‘Black, Black History Month’ runs — free to the public — throughout February in Old Town.
The contributions of Oregon’s small but resilient Black community — to business, culture, art and civil rights — are now on display in a multi-format free public event in Old Town.
From now to the end of the month, the Horizon Enterprise Building is the site of “Black, Black History Month,” hosting galleries, film screenings, performances, panel talks, a book club, interactive art exhibit and an artists’ store.
The pop-up event was organized by the 1803 Fund and Creative Homies and features collaborations with a dozen community partners including the Center for Black Excellence, Albina Music Trust, Oregon Black Pioneers and Don’t Shoot PDX. Featured artists include photographers Jason Hill and Suhela Hassan and multi-disciplinary artists Isaka Shamsud-Din and Shani Storey.
The location in Old Town is significant as that’s the first Black neighborhood in Portland, according to the event’s producer, Taishona Carpenter. The event is also a debut of sorts for the Horizon Enterprise Building, which organizers hope will soon serve as a hub for Black creativity in Portland. Cyrus Coleman and Adewale Agboola, co-founders of Creative Homies, purchased the building for $2.1 million in 2023. The current layout is sparse but renderings for the finished project, displayed in a side room, show an art gallery, co-working makers space and basement speakeasy.

Carpenter says people have so far been excited by the opening of the building and its potential as a community space.
“I think there are lots of buildings in Portland that we pass by and we recognize but they’re not landmarks in the way that we want them to be,” Carpenter says. “So now people are coming in and they’re like, ‘Oh wow. It’s that building.’ And hopefully this brings in more people.”
Three floors of the Horizon Enterprise Building feature exhibits and information on influential musicians, writers and other creators. These figures include Black pioneer George Washington, who founded what is now Centralia, Wash., and William (John) Livingstone, who was born a slave in 1836 in Missouri but died a successful businessman in 1912 in Oregon.
Many of the exhibits like the music-themed photography of “Wall to Wall Soul” strike a joyful note. But the Black experience in Oregon has of course involved hardship, including an exclusion clause in the state constitution that prevented Black people from emigrating to the state, under penalty of lashing. And in Portland, Black residents were displaced for decades by racist zoning laws, misguided urban renewal projects, gentrification and the Vanport flood.
Achieving the right balance between positive and negative was important to the event’s organizers, according to Juma Sei, communications manager for the 1803 Fund.

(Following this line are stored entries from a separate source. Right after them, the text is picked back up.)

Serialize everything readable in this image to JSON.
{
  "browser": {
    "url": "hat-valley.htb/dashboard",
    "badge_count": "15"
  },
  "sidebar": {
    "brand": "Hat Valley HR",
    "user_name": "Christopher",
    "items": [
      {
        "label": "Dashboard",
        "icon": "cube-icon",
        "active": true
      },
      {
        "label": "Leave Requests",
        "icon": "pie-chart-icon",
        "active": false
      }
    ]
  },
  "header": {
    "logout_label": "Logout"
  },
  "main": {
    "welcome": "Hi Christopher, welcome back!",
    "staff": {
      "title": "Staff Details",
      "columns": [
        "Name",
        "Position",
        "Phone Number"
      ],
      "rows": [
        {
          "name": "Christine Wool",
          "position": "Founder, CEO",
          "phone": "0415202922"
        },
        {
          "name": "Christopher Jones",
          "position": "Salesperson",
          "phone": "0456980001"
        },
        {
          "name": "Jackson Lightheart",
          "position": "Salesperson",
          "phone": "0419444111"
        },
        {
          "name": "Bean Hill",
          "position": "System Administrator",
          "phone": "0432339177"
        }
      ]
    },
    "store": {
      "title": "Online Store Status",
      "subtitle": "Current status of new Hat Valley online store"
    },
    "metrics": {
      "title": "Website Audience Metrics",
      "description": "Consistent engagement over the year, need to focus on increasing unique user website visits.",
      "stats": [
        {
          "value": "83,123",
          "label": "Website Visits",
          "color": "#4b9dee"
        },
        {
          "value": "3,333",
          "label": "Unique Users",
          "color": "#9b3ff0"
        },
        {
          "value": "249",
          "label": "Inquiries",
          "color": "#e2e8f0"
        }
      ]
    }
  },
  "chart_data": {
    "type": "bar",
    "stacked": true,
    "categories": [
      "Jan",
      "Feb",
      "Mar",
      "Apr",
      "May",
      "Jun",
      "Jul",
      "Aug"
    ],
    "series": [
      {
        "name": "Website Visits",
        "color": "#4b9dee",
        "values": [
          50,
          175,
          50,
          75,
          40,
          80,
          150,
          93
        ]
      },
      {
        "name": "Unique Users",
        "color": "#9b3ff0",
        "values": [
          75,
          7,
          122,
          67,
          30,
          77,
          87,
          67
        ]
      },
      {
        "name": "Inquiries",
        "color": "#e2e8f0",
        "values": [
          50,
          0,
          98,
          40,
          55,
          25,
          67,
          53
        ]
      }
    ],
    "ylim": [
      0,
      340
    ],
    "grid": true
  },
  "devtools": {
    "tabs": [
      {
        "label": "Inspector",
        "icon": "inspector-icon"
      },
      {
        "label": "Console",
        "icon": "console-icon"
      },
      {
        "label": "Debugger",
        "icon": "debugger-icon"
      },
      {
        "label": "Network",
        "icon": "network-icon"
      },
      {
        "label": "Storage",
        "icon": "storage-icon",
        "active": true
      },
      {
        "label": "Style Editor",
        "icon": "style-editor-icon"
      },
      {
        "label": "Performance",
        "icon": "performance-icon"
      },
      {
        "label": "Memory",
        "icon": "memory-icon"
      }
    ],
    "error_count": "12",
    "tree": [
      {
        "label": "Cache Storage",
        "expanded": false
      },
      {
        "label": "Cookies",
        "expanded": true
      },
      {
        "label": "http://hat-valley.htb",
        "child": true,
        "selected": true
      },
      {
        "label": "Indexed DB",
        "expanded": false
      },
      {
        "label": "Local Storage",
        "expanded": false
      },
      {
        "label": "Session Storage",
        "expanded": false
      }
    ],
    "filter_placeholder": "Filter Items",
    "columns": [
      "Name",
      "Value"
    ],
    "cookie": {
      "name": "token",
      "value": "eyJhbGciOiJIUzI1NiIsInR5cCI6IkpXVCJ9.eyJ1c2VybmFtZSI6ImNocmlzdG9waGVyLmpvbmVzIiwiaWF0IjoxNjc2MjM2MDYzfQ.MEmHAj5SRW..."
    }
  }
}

“That’s something we think about a lot, and it’s honestly kind of a communications challenge,” Sei says. “A lot of what we try to do is just center Black folks in a way that doesn’t have to invoke whiteness, and to think of our mindset fundamentally as one of abundance and not one of deficit.”

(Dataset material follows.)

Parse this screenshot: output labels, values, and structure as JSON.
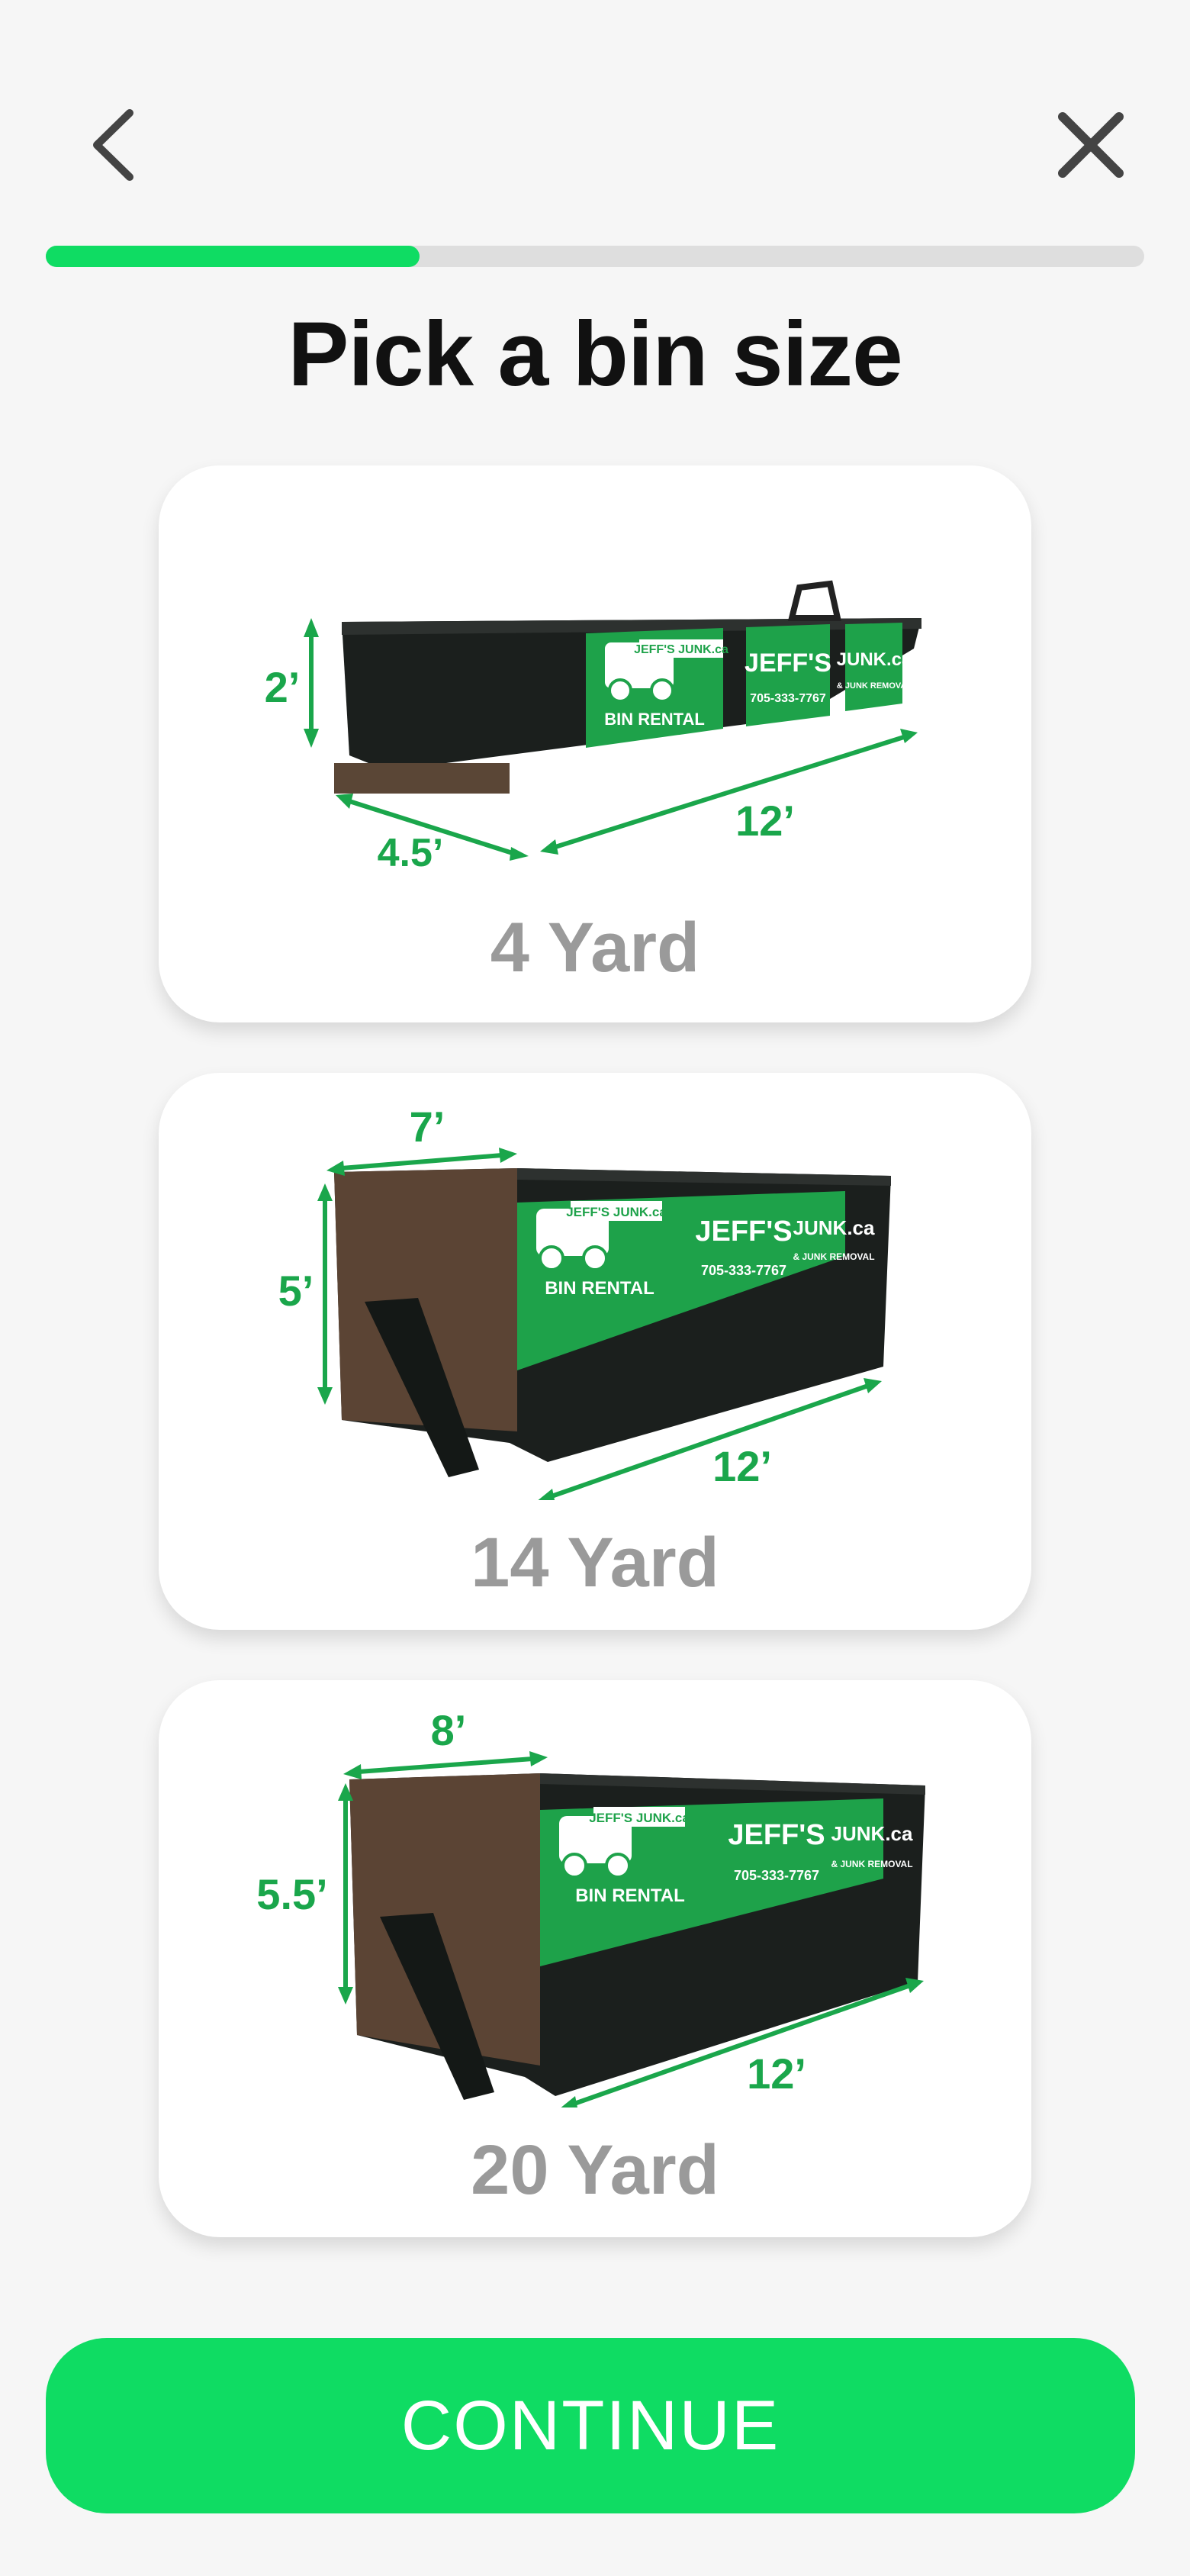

Sei’s photographs are featured in an installation titled “For the Record.” They were taken on a recent cross-country move back to his hometown of Portland and a trip to Sierra Leone, where his parents grew up.


Sei and the other featured photographers will participate in an artist’s talk at 2 p.m. Feb. 15. It’s one of a number of events planned throughout the month.
“Black, Black History Month” runs 10 a.m. to 4 p.m. Wednesday through Saturday and 11 a.m. to 4 p.m. through the end of the month.